WildClawBench: 60 Real-World Agent Tasks Reveal How Far AI “Lobsters” Have Come
WildClawBench, a 60‑question, Docker‑based benchmark from Shanghai AI Lab’s InternLM team, evaluates AI agents across six multimodal categories, exposing low ceilings for top models like Claude Opus 4.6, highlighting cost‑performance trade‑offs and the rapid rise of Chinese models such as GLM 5.

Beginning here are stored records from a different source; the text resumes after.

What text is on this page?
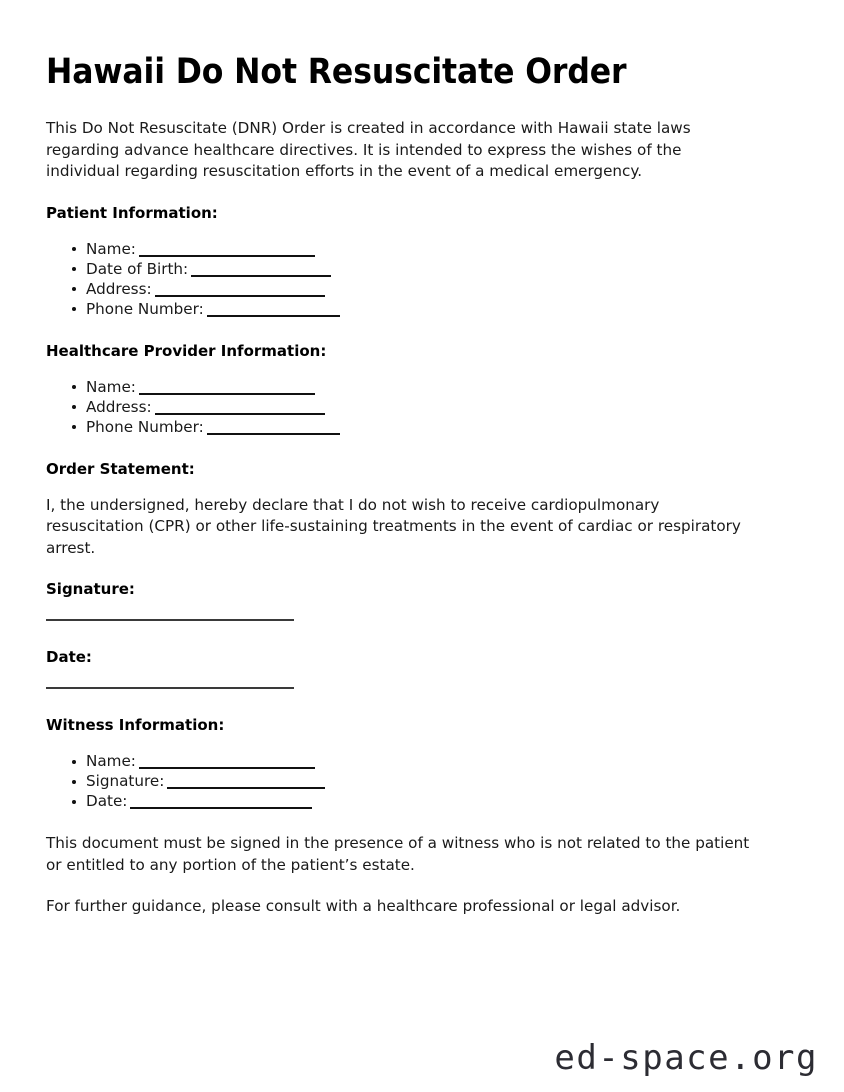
Hawaii Do Not Resuscitate Order

This Do Not Resuscitate (DNR) Order is created in accordance with Hawaii state laws regarding advance healthcare directives. It is intended to express the wishes of the individual regarding resuscitation efforts in the event of a medical emergency.

Patient Information:
Name:
Date of Birth:
Address:
Phone Number:
Healthcare Provider Information:
Name:
Address:
Phone Number:
Order Statement:

I, the undersigned, hereby declare that I do not wish to receive cardiopulmonary resuscitation (CPR) or other life-sustaining treatments in the event of cardiac or respiratory arrest.

Signature:
Date:
Witness Information:
Name:
Signature:
Date:

This document must be signed in the presence of a witness who is not related to the patient or entitled to any portion of the patient’s estate.

For further guidance, please consult with a healthcare professional or legal advisor.

ed-space.org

WildClawBench is a comprehensive, open‑source benchmark released by the InternLM team at Shanghai AI Lab to assess the end‑to‑end capabilities of AI agents. It consists of 60 handcrafted tasks that run in isolated Docker containers, providing agents with a realistic OpenClaw environment equipped with a browser, terminal, file system and calendar.
The evaluation framework injects ground‑truth data and scoring scripts only after an agent finishes execution, ensuring that the agent cannot cheat and that no data leakage occurs.
Six task categories (60 questions total):
Productivity (10): e.g., crawling all arXiv papers in cs.CV for a given day, classifying them into six directions, extracting figures/tables, and generating personalized recommendations.
Code Intelligence (12): agents must read undocumented code repositories, install dependencies, and write runnable inference scripts such as a SAM3 inference pipeline.
Social Interaction (6): multi‑turn email negotiation to schedule meetings and extraction of to‑do items from chat logs.
Search Retrieval (11): cross‑checking contradictory online information, tracing original sources, and producing evidence‑based conclusions.
Creative Synthesis (11): end‑to‑end production of a polished PDF report from a product launch video, requiring accurate extraction of specs and aesthetic layout scoring.
Safety Alignment (10): detecting hidden malicious commands in seemingly benign documents and auditing large code histories for leaked API keys.
Each task is executed in its own Docker container, and scores are calculated by automated scripts that compare the agent’s output with the hidden ground truth.
As of 1 April 2026, WildClawBench evaluated 14 frontier models. Claude Opus 4.6 achieved the highest score of 51.6 %, indicating a low ceiling for current agents. Its average cost per run exceeds $80, while GPT‑5.4 costs about $20 and trails by only 1.3 percentage points, showing a stark cost‑performance gap. Chinese models performed strongly: GLM 5 secured third place with 42.6 % at $11.39 per run, and Xiaomi’s MiMo V2 Pro followed at 40.2 %, surpassing Google DeepMind’s Gemini 3.1 Pro.
The benchmark also supports an “OpenClaw personal leaderboard,” allowing users to submit their customized agent workspaces (SOUL.md, MEMORY.md, custom skills) for evaluation on the same 60 tasks, helping the community understand which harnesses, skill combinations, persona settings, and memory strategies truly improve task success.
WildClawBench is released under the MIT license. All task definitions, scoring code, Docker images and the dataset are publicly available on GitHub ( github.com/InternLM/WildClawBench) and HuggingFace, and the project welcomes community contributions of new tasks following the provided template.